Carote d’amore è il primo singolo estratto dal primo disco di Ivan Talarico “Un elefante nella stanza”, uscito il 10 maggio 2019 per la neonata etichetta Folkificio, con la produzione artistica di Filippo Gatti. 
“Ho scritto su un foglio tutta la prima parte della canzone, piena di giochi di parole – racconta Ivan. L’ho riletta il giorno dopo e l’ho accantonata, pensando che fosse troppo sciocca. Tempo dopo l’ho ripresa, ci ho lavorato un po’ e ho aggiunto i lunghi parlati a perdifiato e il ritornello onomatopeico. Da allora è una delle mie canzoni più rappresentative. Probabilmente è una canzone d’amore. Di sicuro non è una canzone di carote”. 
Il video è stato girato da Fabio Luongo (Dente, Marta sui tubi, Samuele Bersani, Luca Carboni) sulla spiaggia di Fregene e racconta di lunghe attese e difficili comunicazioni. "...ci sono milioni di modi in cui ci si può fraintendere, soprattutto considerati i diversi media di cui disponiamo, che rendono difficile una comunicazione semplice" recita il testo della canzone, scandito in un unico lungo cantato senza prendere fiato. E infatti nel video Ivan Talarico va al mare, sistema le sdraio e l'ombrellone, aspetta una ragazza, si prepara, si arrabbia con lei al telefono perché è in ritardo, affronta la pioggia e il vento in tempesta senza capire perché lei non sia lì con lui.
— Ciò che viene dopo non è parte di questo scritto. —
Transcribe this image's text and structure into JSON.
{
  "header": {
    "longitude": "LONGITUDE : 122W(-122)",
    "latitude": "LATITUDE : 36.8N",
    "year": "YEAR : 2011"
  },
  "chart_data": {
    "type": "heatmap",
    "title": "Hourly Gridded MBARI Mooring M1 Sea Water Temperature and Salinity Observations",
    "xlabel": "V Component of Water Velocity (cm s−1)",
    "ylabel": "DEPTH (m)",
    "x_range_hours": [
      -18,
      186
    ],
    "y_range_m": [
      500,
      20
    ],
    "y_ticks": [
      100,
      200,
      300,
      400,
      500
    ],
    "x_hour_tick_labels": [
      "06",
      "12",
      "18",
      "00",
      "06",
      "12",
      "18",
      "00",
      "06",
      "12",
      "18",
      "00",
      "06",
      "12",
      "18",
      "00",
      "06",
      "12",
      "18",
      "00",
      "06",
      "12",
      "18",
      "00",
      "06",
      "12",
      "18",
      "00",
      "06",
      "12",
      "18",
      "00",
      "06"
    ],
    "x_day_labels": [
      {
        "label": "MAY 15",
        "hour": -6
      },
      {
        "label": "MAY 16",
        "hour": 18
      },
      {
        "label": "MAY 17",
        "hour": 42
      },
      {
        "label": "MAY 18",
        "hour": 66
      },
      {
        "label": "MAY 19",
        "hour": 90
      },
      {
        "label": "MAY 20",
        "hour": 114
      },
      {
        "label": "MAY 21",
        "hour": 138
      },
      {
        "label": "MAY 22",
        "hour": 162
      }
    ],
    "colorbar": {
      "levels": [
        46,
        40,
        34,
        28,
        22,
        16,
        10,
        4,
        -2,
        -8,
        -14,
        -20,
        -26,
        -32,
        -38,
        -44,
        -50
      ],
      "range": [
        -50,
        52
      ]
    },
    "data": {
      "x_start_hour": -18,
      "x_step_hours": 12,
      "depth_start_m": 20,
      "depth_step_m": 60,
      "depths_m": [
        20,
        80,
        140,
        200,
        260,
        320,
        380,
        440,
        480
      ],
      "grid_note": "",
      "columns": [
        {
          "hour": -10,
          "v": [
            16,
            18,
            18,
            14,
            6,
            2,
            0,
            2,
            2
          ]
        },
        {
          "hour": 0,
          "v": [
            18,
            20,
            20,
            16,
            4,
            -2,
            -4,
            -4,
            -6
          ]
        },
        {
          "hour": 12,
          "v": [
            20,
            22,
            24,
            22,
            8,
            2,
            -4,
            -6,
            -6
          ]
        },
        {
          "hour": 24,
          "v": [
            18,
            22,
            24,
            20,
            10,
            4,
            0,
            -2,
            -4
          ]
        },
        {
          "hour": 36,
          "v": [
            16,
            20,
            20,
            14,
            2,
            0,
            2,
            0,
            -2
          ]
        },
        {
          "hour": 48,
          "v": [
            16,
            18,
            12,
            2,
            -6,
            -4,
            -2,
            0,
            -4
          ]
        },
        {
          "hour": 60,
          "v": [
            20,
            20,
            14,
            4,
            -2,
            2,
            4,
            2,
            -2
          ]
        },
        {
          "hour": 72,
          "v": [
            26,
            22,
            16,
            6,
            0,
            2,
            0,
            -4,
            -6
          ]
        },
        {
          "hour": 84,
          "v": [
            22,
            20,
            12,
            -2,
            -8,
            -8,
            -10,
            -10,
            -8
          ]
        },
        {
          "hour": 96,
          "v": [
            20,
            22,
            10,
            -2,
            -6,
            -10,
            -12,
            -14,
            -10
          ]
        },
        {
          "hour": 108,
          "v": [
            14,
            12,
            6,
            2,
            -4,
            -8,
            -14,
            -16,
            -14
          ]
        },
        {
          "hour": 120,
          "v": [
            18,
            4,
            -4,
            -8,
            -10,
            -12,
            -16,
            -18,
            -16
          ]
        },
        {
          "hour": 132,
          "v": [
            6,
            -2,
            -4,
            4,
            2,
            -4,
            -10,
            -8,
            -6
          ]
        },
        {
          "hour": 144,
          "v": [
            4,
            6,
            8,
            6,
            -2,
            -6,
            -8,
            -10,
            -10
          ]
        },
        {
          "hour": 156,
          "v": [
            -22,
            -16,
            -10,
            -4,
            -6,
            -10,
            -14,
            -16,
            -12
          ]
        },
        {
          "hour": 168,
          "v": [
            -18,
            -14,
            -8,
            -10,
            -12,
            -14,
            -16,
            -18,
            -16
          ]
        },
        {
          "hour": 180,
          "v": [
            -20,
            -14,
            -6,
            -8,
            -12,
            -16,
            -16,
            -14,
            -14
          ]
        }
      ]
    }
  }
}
Riuscirà a vederla arrivare?

Roma, 21 giugno 2019
  

CREDITS

Videoclip
Scritto e diretto da Fabio Luongo
Fotografia: Vincenzo Capone
Supporto tecnico: Gian Luca Figus
Produzione: Folkificio
Grazie a: Francesca e Max Savi, La Lampara - Passoscuro, Roberta Gualdieri, Noemi e Barbara Serracini, Gabriella Di Felice, Monk - Roma.

Carote d’amore
Testo e musica di Ivan Talarico
Produzione artistica: Filippo Gatti
Produzione esecutiva: Gian Luca Figus
Voce, pianoforte e chitarre acustiche: Ivan Talarico
Chitarre acustiche, programmazioni e synth: Filippo Gatti
Basso: Paolo Mazziotti
Chitarre acustiche ed elettriche: Gian Luca Figus
Programmazioni, synth e sound design: Francesco Gatti
Registrato all’Ortostudio di Montorgiali da Francesco Gatti, alla presenza di pioggia, fango e squarci di sole improvvisi e oscuri. Missato negli stessi luoghi con la clemenza di belle giornate.
Masterizzato da Massimiliano Nevi allo studio BitBazar. 

TESTO
Carote d’amore

Vorrei tu fossi una pianta per poterti piantare,
vorrei tu fossi un’ascia per poterti lasciare,
vorrei fossi una molla per poterti mollare
ed infine una corda per poterti scordare.

Ma tu non riesci a capire che nonostante il nostro approccio alla comunicazione sia simile, ci sono milioni di modi in cui ci si può fraintendere, soprattutto considerati i diversi media di cui disponiamo e che rendono difficile una comunicazione semplice, per cui quando vorrei dirti "sto bene con te" tu capisci qualcosa di orribile e malefico, che ti allontana e non riesco più a capirti.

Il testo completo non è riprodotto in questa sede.